Within NeuGroup for Life Sciences Treasurers, where companies range from emerging biotech firms to global pharmaceutical giants, organizational structures can look markedly different.
Member question: “For benchmarking purposes, I wanted to see how many treasurers have a member of their treasury team who is a VP.”
Peer answer 1: “Zero here. I’m the treasurer and only VP in treasury.”
Peer answer 2: “None here.”
Peer answer 3: “Zero here as well. I’m the treasurer and only VP in treasury. My next title down is senior manager.”
Peer answer 4: “My assistant treasurer is an executive director. I’m an SVP—no VPs under me.”
Peer answer 5: “I have four VPs: - “The assistant treasurer who runs point on day-to-day cash, derivatives and planning.
- “The chief investment officer who manages our global pensions.
- “A head of corporate development who reviews business development deals and assists with capital allocation.
- “A VP of risk management who manages external insurance and our internal captive.”
Peer answer 6: “No VPs in treasury. My title is senior director/treasurer, and I have an operations director reporting to me, who has two senior treasury analysts. Four people total handling global treasury.”

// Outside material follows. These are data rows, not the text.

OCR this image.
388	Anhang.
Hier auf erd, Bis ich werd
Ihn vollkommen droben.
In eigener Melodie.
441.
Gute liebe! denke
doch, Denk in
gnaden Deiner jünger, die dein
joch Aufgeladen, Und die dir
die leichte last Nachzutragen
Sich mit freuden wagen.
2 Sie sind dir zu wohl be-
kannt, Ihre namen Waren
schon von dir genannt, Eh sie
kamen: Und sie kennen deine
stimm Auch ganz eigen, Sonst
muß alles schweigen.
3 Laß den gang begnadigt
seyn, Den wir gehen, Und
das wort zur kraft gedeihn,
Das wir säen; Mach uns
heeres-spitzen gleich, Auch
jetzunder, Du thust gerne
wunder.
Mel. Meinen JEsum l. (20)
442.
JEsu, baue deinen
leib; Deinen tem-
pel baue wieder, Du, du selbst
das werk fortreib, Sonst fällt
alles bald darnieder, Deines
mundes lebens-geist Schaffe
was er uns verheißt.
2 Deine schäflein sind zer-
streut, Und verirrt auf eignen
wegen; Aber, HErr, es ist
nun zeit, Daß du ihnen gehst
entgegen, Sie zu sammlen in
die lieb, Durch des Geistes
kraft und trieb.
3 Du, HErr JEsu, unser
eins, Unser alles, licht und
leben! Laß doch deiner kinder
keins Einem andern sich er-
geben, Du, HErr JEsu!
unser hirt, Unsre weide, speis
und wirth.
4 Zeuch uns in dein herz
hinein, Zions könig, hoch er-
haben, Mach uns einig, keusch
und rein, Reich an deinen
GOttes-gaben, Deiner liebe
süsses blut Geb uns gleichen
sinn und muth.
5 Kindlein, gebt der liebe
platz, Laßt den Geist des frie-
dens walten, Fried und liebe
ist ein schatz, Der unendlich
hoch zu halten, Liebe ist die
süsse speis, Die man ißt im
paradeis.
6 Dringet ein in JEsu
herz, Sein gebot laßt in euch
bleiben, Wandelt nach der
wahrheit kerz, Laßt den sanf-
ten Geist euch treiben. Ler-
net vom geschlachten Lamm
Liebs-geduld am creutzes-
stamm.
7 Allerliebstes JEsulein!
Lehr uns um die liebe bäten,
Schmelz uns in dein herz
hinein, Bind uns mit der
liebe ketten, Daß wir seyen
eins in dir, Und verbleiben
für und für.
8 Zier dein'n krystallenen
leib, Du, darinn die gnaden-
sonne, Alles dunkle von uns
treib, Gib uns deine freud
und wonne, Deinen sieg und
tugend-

What the exchange reveals: The companies where the treasurer is the only VP are mid- to large-cap biotech firms with lean teams where directors, senior managers or assistant treasurers report directly to the treasurer.
- A recent NeuGroup survey of life sciences members showed that corporates with VP roles beneath the treasurer—including Peer 5—are among the largest pharmaceutical and healthcare organizations in the group. While many treasurers carry VP or SVP designations, layered VP structures within treasury are rare, but most common at mega-cap companies.
- As treasury scope expands with enterprise scale, VP roles are more likely to be separated across areas including liquidity, investments, risk, pensions or corporate development—reflecting the added complexity that comes with size.